If I give it 重新 chóngxīn, which is an adverb meaning something like "start over", it recognizes it as a single word of the correct pronunciation, but mysteriously glosses it as "reappear".

If I give it 我的狗去世了, it does pretty well, but glosses 了, a modality marker, as "is", which makes me extremely uneasy.

The dictionary is sourced from Google Translate and Unihan, with a few hundred manual edits. Click the Edit button to fix it if you already speak Chinese and find a problem! You said the pronunciation is wrong on 2/6 characters, but you didn't tell me the correct reading. Teach it! Teach me!

In the sentence 我长得不漂亮 "I am not pretty", 得 is de(toneless), the result marker, not 得 dé, the verb meaning "obtain". 不 really is the negative particle (that is to say, it is being glossed appropriately), but before a syllable in fourth tone it is pronounced bú, not bù.

I actually agree that word-by-word glossing like that is helpful, but this tool is doing a questionable job. Words that are more syntactic than semantic will be nearly impossible to fit into a word-by-word-gloss system -- for example, the ABC dictionary's gloss of "result 得" from the sentence above is "subordinating particle used to link a verb [or adjective] and the manner clause that follows it". This is difficult to condense into something that it would make sense for your app to render.
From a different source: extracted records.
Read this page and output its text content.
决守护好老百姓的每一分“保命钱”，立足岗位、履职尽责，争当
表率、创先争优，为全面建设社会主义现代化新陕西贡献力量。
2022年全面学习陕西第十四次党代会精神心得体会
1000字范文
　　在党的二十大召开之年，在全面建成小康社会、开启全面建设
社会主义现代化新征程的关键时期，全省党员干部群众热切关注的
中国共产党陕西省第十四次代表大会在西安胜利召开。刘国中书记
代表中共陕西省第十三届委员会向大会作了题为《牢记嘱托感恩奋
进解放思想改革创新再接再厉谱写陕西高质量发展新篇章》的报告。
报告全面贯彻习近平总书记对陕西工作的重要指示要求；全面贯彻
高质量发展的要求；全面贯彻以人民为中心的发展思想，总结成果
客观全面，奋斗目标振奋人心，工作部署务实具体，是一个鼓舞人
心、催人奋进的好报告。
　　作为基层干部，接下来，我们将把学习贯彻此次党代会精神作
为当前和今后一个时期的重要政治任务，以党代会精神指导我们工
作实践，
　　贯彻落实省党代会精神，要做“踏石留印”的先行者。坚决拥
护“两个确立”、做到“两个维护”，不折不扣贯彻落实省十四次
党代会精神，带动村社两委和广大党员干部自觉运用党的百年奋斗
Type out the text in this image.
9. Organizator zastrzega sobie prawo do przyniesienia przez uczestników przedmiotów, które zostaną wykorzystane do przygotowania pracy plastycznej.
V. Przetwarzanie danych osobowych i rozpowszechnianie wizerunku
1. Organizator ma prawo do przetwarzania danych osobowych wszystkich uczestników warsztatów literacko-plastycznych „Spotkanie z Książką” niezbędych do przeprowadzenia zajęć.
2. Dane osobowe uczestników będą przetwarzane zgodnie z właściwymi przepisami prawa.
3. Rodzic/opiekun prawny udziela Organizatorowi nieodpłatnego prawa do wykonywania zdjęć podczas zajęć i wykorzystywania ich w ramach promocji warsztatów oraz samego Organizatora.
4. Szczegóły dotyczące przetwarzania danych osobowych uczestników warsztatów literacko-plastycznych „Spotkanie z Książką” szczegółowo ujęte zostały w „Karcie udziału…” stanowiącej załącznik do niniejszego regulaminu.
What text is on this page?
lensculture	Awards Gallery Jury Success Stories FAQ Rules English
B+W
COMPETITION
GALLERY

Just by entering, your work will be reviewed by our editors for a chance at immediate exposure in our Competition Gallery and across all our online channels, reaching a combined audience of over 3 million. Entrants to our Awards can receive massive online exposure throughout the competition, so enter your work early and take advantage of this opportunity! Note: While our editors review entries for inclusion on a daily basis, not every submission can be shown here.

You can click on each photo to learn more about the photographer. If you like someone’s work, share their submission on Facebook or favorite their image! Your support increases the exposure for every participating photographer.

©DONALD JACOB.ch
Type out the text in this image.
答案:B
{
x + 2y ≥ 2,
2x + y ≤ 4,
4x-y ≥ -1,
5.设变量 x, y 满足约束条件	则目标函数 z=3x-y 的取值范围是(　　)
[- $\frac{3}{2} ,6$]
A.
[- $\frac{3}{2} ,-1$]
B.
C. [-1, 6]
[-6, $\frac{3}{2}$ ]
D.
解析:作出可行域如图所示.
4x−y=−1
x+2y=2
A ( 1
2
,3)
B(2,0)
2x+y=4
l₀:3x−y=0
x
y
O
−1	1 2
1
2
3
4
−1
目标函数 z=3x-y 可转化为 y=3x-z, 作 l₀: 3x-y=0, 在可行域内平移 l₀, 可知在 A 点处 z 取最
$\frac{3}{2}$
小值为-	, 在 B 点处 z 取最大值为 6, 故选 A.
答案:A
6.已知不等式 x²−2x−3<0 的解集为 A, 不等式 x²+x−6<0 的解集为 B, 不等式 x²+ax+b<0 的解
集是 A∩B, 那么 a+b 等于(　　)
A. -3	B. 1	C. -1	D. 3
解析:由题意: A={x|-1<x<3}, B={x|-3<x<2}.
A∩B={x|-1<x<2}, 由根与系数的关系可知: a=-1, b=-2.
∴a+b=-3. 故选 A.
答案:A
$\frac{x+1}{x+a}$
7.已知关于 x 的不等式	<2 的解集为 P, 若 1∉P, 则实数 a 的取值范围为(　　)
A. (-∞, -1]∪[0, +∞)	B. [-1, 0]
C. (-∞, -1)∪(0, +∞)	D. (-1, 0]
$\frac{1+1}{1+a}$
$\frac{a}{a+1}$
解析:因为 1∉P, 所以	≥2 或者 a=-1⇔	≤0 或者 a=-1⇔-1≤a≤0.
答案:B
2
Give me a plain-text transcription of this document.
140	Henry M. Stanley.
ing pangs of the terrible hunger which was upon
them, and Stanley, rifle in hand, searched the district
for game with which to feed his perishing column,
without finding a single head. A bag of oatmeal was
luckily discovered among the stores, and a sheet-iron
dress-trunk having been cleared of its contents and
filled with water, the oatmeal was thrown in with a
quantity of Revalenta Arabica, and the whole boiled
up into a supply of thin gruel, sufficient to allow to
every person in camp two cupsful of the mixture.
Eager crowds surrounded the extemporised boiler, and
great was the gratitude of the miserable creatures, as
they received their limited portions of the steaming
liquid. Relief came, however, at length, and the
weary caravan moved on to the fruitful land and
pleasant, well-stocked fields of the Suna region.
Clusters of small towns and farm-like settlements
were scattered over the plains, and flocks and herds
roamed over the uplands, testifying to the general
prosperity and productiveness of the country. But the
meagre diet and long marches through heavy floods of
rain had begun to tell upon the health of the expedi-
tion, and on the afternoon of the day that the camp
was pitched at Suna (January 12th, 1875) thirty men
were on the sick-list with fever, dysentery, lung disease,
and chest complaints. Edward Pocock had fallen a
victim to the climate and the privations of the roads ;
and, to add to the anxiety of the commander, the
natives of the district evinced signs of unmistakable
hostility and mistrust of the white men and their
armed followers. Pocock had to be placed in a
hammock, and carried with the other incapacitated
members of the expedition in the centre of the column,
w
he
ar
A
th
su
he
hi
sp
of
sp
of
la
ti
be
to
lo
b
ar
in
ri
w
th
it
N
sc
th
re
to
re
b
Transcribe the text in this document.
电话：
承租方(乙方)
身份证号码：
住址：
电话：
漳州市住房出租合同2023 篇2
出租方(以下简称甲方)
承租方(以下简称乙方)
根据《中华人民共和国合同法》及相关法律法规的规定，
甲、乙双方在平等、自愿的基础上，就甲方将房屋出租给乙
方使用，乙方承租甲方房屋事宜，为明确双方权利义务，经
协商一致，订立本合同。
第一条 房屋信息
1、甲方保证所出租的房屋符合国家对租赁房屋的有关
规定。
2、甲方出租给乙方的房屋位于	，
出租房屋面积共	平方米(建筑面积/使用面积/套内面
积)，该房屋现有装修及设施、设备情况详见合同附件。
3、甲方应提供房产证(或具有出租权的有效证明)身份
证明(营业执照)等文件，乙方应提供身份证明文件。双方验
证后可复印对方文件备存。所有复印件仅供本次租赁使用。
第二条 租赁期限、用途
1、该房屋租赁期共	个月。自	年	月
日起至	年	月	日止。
In the sentence 我的狗去世了 "my dog has died", 了 is the change-of-state particle, appropriate because my dog (presumably) used to be alive, but it's dead now. It's definitely not a verb; the verb is, depending on your perspective, 去世 "die" or just 去 "go".

If you're interested in my advice, I think the highest-value thing you can do to get good glosses is get Pleco for your smartphone and purchase the ABC Dictionary and Tuttle Learner's Dictionary addons. It'll be less convenient than your app, but much higher quality. (Detection of word boundaries is imperfect; google translate may actually be better at that particular task.)


Hmm 2015. then I guess I won't wait for the moderator to approve my reply over there.

> If you know of any other good ones (including a sample break), then please provide the link

Two months after that article was published:


> But I listened carefully, because I suspected an easy target that I wanted to have a go at.

This was my easy target.


Thank you for linking this repo, I remember reading about the algorithm in Phoenix back in 2015 but I wasn't able to find any cryptanalysis of it until now.

I find it quite fascinating how people who produce snake-oil crypto tend to not accept any mention of possible faults in their algorithms, in comparison to professional cryptographers who welcome public cryptanalysis.